Я не знаю, насколько им мешало это наше неприятие их для того, чтобы стать действительно полноценными ведущими. Но полагаю, что это определенную роль сыграло. И вот во мне боролись два человека. Во-первых, меня он выбрал в качестве учителя, кумира, не знаю кого-то еще. Во-вторых, он с друзьями был выше меня не то что бы интеллектуально, но выше в том смысле, что они — без галстуков. В прямом и переносном смысле слова. Другое поколение. Они были без галстуков во всех смыслах. Не только, так сказать, внешне, но и внутренне. А еще и образование, еще и языки, еще и раскрепощенность этаких мажоров.
Все классно. Все здорово, так сказать. Вот все вроде бы получается. Но увидев это на экране, я стал ревновать. Я стал ревновать их к тому, что я не такой. И что десять лет разницы — это серьезно…
«СП»: — А Листьев воспринимался как мажор, мальчик из золотой молодежи?

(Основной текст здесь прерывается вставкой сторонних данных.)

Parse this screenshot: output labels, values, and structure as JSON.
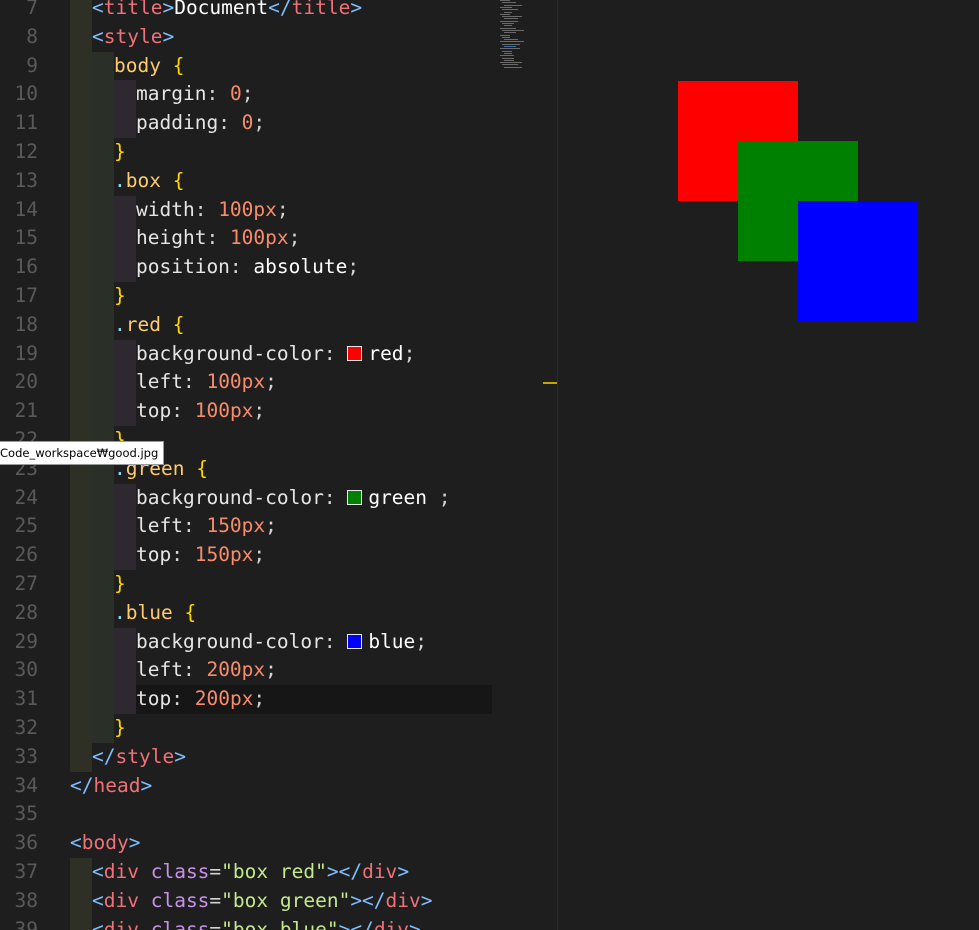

— В большей степени, чем все остальные.
«СП»: — Может быть, он пытался…
— Конечно. Конечно. Он очень быстро почувствовал себя хозяином ситуации, на которую работает только в студии как минимум полсотни людей. Я это пережил много лет до этого на Ленинградской студии телевидения. Считал — ну, я веду передачу, так я — главный. Потому что, во-первых, мне не платят денег. Во-вторых, я такой молодой, красивый. Во-вторых, там, в третьих, вернее, там вокруг меня вьются всякие люди. Нельзя не заболеть звездной болезнью в этой ситуации. Нельзя. Это как корь. Вот Влад, к сожалению, первым и заболел звездной болезнью. Очень активно, к сожалению. В меньшей степени — Олег Вакуловский. Ему тошно было от всего этого. От внимания к нему, от мельтешни, от постоянного экспонометра у лица, который раздражал всех. А операторы считают, что это правильно — поднести, замерять свои «люксы». Вот он глубок был, Олег. Он был настоящим журналистом. И ему вся эта мельтешня мешала. Мешала говорить, мешала творить, мешала чувствовать органику со всем тем, что происходит, в том числе и на экране.
«СП»: — Листьев не был «настоящим журналистом»? Он же пришел уже с опытом работы на радио.
— На мой взгляд, он был середнячком-журналистом. Да нет, я не помню того, чтобы видел в нем тот путь, который, например, сам прошел, не будучи профессиональным журналистом по образованию, 14 лет находясь в редакции ежедневно. У него не было вот этой экспоненты вверх. Он был середнячком с редчайшими, но удивительными попаданиями в журналистскую десятку. Я имею в виду, конечно, этот знаменитый его репортаж про лошадь и человека, который эту лошадь пас в своей московской квартире. Но я не помню ни одного толкового, талантливого интервью.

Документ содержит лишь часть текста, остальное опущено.